Starting from a spectral, which represent a cubic crystal structure, the aim is to develop a ML model which can predict the three different parameters size: a, b, c.
Each observation is a couple (xi, yi), for which xi is a value between 0 and 90, with an increment of 0.02; yi is the intensity.
For the cubic structure the three dimensions are all equal; thus, for the cubic structure is a one-output regression problem.
Different ML algorithms have been implemented, such as: Regression Tree, Random Forest, LSBoost, Neural Network.
Three different experiment have been runned.
To run the Experiment #1:
run_experiment.m
In the experiment 1, the user can set different before running the experiment. In particular:
- threshold, such that a peak in the spectrum coulb be selected
- the number of the first N peaks (greater than the threshold)
- in this experiment only the position (NOT the intensity) of these peaks are used as features for the model training
- if the position of the biggest peak should be used or not as feature
- if the total number of peaks should be used or not as feature
- if the missing value should be replaced or not
Then, the experiment is runned with the selected settings.
To run the Experiment #2:
run_iteration_experiment.m
In the experiment 2, the settings are frozen. In particular:
- threshold = 1
- the numbers of the first N peaks (greater than the threshold) is fixed to [[10 15 20 25 30 40 50]]
- in this experiment only the position (NOT the intensity) of these peaks are used as features for the model training
- if the position of the biggest peak should be used or not as feature (NOT USED)
- if the total number of peaks should be used or not as feature (USED)
- if the missing value should be replaced or not (NOT)

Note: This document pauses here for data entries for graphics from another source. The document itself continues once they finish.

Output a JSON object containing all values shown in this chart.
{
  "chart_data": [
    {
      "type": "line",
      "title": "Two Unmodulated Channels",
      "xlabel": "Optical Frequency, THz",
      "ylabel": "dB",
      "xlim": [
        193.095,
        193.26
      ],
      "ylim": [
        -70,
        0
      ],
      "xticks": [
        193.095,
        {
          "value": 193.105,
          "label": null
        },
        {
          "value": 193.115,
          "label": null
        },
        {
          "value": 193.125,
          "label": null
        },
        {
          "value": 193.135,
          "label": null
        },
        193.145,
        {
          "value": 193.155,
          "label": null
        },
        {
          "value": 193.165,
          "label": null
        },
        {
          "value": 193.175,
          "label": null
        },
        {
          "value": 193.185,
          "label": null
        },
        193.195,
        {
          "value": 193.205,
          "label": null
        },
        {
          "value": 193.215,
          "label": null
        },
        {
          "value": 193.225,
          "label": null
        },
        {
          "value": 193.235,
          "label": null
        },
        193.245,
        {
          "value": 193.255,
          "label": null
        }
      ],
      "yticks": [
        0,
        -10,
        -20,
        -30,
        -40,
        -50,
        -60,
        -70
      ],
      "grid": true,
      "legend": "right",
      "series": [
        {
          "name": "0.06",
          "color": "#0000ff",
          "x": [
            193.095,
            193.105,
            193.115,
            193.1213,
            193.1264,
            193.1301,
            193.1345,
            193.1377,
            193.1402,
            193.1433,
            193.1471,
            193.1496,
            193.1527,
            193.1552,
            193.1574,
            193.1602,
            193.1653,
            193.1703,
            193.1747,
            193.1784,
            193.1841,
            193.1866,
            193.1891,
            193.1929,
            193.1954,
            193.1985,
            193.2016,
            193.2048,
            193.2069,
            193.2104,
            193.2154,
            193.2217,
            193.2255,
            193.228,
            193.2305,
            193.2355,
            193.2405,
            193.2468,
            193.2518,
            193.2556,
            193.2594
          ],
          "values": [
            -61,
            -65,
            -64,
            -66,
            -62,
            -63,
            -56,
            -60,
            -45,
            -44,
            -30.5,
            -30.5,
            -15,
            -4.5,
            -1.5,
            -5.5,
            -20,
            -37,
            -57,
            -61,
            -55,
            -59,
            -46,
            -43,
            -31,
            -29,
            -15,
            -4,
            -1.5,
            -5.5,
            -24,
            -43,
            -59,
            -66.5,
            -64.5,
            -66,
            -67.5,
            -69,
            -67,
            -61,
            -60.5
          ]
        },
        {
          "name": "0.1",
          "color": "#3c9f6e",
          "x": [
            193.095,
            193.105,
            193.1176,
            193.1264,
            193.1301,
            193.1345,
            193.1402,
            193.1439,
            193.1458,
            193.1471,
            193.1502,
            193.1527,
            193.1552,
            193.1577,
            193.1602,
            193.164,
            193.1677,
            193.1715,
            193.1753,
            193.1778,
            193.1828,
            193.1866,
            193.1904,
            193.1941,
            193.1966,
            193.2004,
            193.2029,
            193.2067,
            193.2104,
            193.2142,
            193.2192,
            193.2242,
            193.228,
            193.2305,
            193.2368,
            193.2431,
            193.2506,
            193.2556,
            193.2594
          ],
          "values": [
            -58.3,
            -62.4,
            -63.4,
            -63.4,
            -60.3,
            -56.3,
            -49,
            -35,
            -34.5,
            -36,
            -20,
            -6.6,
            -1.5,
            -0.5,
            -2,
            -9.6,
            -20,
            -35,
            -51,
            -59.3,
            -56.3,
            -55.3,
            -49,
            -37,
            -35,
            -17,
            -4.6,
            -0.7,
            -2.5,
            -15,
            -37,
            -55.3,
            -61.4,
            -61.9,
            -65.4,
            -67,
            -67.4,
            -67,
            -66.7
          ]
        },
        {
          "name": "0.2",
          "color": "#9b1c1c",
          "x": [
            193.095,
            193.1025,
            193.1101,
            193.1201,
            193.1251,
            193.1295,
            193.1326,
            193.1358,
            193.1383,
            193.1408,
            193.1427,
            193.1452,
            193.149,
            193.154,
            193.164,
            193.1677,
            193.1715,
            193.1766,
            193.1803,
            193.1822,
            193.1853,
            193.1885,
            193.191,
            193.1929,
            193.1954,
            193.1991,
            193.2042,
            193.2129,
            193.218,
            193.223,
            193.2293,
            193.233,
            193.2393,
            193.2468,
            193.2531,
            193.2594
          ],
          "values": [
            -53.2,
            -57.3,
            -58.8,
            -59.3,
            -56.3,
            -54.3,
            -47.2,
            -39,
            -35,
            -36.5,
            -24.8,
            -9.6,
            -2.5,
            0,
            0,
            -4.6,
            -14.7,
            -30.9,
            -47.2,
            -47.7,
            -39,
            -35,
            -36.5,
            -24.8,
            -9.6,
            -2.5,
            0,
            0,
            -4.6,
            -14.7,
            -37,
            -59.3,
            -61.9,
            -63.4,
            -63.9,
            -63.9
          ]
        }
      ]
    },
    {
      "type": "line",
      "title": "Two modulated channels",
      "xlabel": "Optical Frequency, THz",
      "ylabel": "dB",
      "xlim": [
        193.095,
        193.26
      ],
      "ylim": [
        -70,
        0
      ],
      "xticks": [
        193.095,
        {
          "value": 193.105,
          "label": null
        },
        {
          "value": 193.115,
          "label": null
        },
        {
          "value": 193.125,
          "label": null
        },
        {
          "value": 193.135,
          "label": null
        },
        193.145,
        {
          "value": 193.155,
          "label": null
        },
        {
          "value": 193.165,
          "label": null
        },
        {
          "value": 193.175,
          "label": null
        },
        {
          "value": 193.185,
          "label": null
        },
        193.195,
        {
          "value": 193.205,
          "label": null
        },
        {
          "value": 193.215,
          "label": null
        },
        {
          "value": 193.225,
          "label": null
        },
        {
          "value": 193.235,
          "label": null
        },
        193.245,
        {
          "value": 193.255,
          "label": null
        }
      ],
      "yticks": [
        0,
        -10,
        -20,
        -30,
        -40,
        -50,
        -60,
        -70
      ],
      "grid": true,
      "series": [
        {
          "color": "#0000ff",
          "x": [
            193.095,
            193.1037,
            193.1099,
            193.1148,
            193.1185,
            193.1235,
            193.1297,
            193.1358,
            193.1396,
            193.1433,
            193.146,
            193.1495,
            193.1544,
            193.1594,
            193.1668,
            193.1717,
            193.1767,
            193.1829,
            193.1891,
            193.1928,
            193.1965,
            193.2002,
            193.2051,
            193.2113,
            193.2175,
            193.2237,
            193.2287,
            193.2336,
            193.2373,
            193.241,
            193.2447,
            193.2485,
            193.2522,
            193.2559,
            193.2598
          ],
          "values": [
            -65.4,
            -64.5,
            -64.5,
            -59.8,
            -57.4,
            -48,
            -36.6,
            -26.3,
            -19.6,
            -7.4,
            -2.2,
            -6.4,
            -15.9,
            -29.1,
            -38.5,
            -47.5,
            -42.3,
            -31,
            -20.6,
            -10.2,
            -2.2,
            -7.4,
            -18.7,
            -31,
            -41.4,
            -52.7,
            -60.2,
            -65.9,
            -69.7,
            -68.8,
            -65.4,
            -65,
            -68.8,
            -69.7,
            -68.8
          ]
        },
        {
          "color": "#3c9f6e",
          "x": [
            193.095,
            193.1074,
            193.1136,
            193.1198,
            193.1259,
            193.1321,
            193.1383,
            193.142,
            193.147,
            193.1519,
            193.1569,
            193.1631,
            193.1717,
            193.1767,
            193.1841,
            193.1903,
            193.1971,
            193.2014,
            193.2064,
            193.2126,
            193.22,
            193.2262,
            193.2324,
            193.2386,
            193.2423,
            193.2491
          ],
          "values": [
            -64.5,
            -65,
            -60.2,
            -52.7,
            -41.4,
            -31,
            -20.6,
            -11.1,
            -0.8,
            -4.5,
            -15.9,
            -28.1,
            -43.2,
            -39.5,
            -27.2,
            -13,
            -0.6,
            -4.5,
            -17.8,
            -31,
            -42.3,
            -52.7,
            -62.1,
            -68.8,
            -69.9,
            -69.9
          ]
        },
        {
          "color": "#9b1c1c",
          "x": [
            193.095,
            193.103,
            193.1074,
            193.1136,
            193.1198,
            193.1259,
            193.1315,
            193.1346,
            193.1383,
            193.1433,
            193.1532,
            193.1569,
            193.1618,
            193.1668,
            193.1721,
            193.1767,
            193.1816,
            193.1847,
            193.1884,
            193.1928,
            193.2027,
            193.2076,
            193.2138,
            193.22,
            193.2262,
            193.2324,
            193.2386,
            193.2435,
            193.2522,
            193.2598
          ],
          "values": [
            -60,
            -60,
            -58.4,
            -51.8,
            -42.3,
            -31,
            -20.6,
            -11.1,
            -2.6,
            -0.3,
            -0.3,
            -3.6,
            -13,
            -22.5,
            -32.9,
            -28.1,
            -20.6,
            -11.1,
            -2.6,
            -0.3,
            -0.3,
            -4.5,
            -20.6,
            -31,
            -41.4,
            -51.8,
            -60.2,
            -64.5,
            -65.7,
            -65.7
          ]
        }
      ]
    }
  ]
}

Then, the experiment is runned for each number of peaks and a comparison of the performances is provided.
To run the Experiment #3:
run_experiment_using_all_spectrum_data.m
In the experiment 3, instead of using the position of the first N peaks, we used the entire spectrum data, which are all the yi as features to train the models.
- MATLAB Version 9.14 (R2023a) (https://it.mathworks.com/products/matlab.html)
- Statistics and Machine Learning Toolbox Version 12.5 (R2023a) (https://it.mathworks.com/products/statistics.html)
- Parallel Computing Toolbox Version 7.8 (R2023a) (https://it.mathworks.com/products/parallel-computing.html)